Here are a few of the postcards I have been experimenting with lately. They are all a small "window" snapshot of another larger drawing from a Dover copywrite free coloring book. I made a window in a piece of cardstock and moved the window around the coloring book page until I found an image that appealed to me. Then I traced the image onto tracing paper, scanned it, enlarged it to 4.5x6.5" and then traced the enlargement onto white muslin with a pigma pen after I had applied fusible web to the back of the muslin. The fusible web made the muslin stable enough to draw on.

The entire piece is fused to Peltex. The color is all from colored pencil. I brushed textile medium over the color and let it dry, then added thread painting on a few of them. Then I applied a piece of muslin to the back of the card using fusible web, trimmed the card to 4x6" and finished the edges with a satin stitch.


I'll post a few more in the future.
The Importance of Blocking a Quilt
I was asked a question about the importance of blocking a quilt for the long-run. In all honesty, I don't know if blocking prolongs the life of a quilt. I personally only block quilts that are wall-hangings or show quilts. That is because they will hang flat and straight and just look better. A blocked quilt will remain square and flat until it gets wet again. If you wet your quilt for any reason, you'll have to reblock it to get it flat and square once again.
With show quilts it's almost a must.
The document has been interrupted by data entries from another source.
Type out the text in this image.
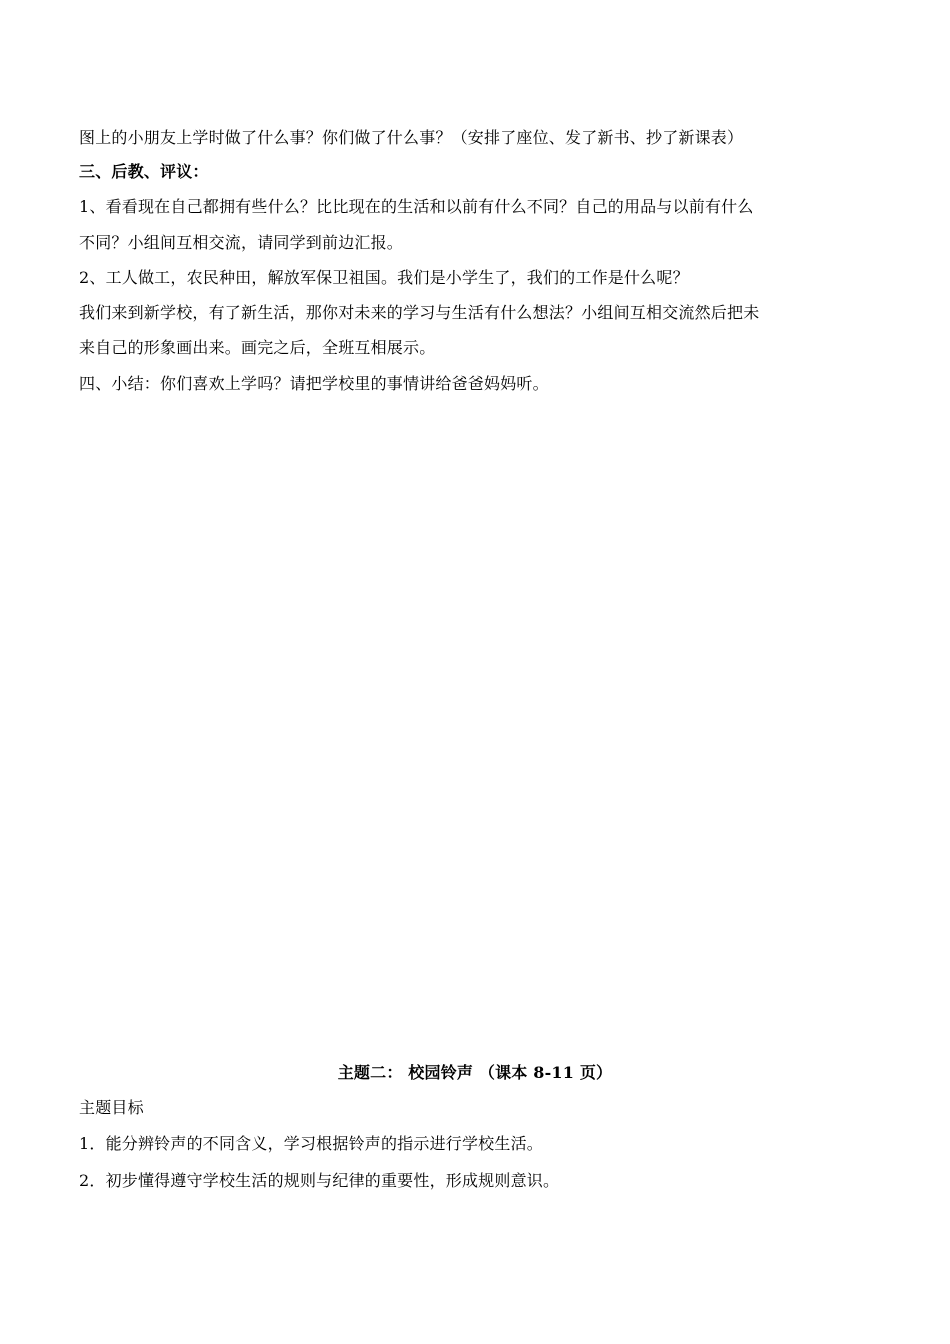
图上的小朋友上学时做了什么事？你们做了什么事？（安排了座位、发了新书、抄了新课表）
三、后教、评议：
1、看看现在自己都拥有些什么？比比现在的生活和以前有什么不同？自己的用品与以前有什么
不同？小组间互相交流，请同学到前边汇报。
2、工人做工，农民种田，解放军保卫祖国。我们是小学生了，我们的工作是什么呢？
我们来到新学校，有了新生活，那你对未来的学习与生活有什么想法？小组间互相交流然后把未
来自己的形象画出来。画完之后，全班互相展示。
四、小结：你们喜欢上学吗？请把学校里的事情讲给爸爸妈妈听。
主题二： 校园铃声 （课本 8-11 页）
主题目标
1．能分辨铃声的不同含义，学习根据铃声的指示进行学校生活。
2．初步懂得遵守学校生活的规则与纪律的重要性，形成规则意识。
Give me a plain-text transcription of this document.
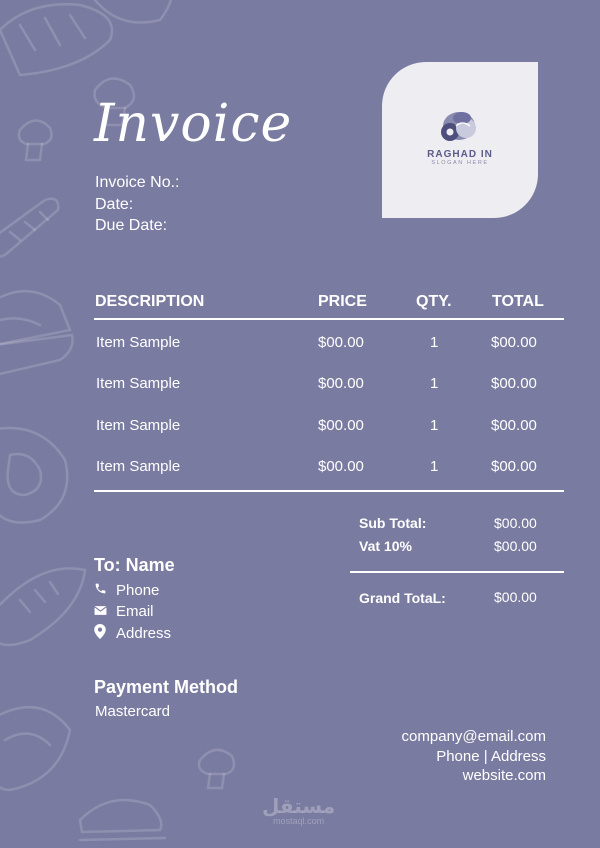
Invoice
Invoice No.:
Date:
Due Date:
RAGHAD IN
SLOGAN HERE
DESCRIPTION	PRICE	QTY.	TOTAL
Item Sample	$00.00	1	$00.00
Item Sample	$00.00	1	$00.00
Item Sample	$00.00	1	$00.00
Item Sample	$00.00	1	$00.00
Sub Total:	$00.00
Vat 10%	$00.00
Grand TotaL:	$00.00
To: Name
Phone
Email
Address
Payment Method
Mastercard
company@email.com
Phone | Address
website.com
مستقل
mostaql.com
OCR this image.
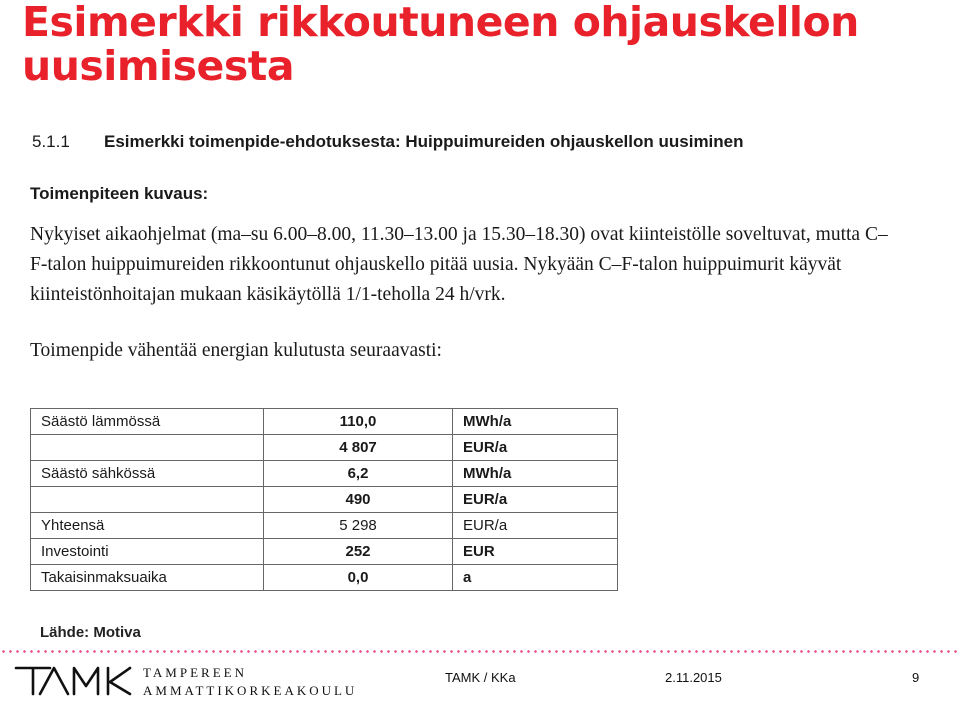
Esimerkki rikkoutuneen ohjauskellon
uusimisesta
5.1.1 Esimerkki toimenpide-ehdotuksesta: Huippuimureiden ohjauskellon uusiminen
Toimenpiteen kuvaus:
Nykyiset aikaohjelmat (ma–su 6.00–8.00, 11.30–13.00 ja 15.30–18.30) ovat kiinteistölle soveltuvat, mutta C–F-talon huippuimureiden rikkoontunut ohjauskello pitää uusia. Nykyään C–F-talon huippuimurit käyvät kiinteistönhoitajan mukaan käsikäytöllä 1/1-teholla 24 h/vrk.
Toimenpide vähentää energian kulutusta seuraavasti:
Säästö lämmössä	110,0	MWh/a
	4 807	EUR/a
Säästö sähkössä	6,2	MWh/a
	490	EUR/a
Yhteensä	5 298	EUR/a
Investointi	252	EUR
Takaisinmaksuaika	0,0	a
Lähde: Motiva
TAMPEREEN
AMMATTIKORKEAKOULU
TAMK / KKa	2.11.2015	9
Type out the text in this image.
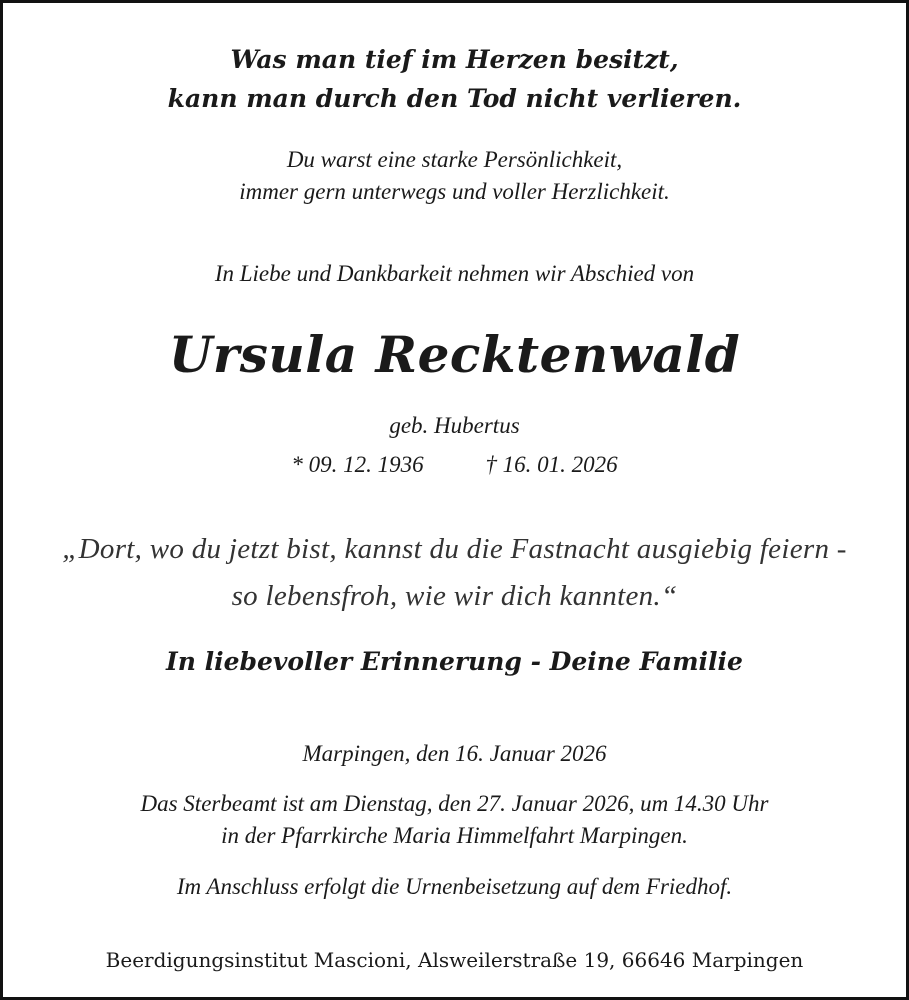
Was man tief im Herzen besitzt,
kann man durch den Tod nicht verlieren.
Du warst eine starke Persönlichkeit,
immer gern unterwegs und voller Herzlichkeit.
In Liebe und Dankbarkeit nehmen wir Abschied von
Ursula Recktenwald
geb. Hubertus
* 09. 12. 1936	† 16. 01. 2026
„Dort, wo du jetzt bist, kannst du die Fastnacht ausgiebig feiern -
so lebensfroh, wie wir dich kannten.“
In liebevoller Erinnerung - Deine Familie
Marpingen, den 16. Januar 2026
Das Sterbeamt ist am Dienstag, den 27. Januar 2026, um 14.30 Uhr
in der Pfarrkirche Maria Himmelfahrt Marpingen.
Im Anschluss erfolgt die Urnenbeisetzung auf dem Friedhof.
Beerdigungsinstitut Mascioni, Alsweilerstraße 19, 66646 Marpingen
Judges will check that your quilt hangs straight and true and lies flat on a table. Unless your piecing is perfect, your quilt top perfectly square, and your quilting even throughout the quilt, most likely it won't lie flat or hang straight.
Judges also look for "square". You have to trim your quilt so that it has perfectly square corners and that when the edges are pulled together to the center of the quilt, they match up perfectly. That is hard to do unless you block the quilt first. If you don't block, when you trim the quilt to square it up, you'll either trim off too much of your design and it looks "wonky" or your edges won't match up perfectly. Blocking will make the design square up nicely.
Another benefit of blocking is that the binding goes on easier and looks smoother. You can get those perfect mitered corners a lot easier if the quilt is blocked.
So in summary, if you are entering your quilt in a show - block it. If you are making a wall-hanging - block it. If you are making a quilt to use on a bed or for a child to drag around the house - don't worry about blocking.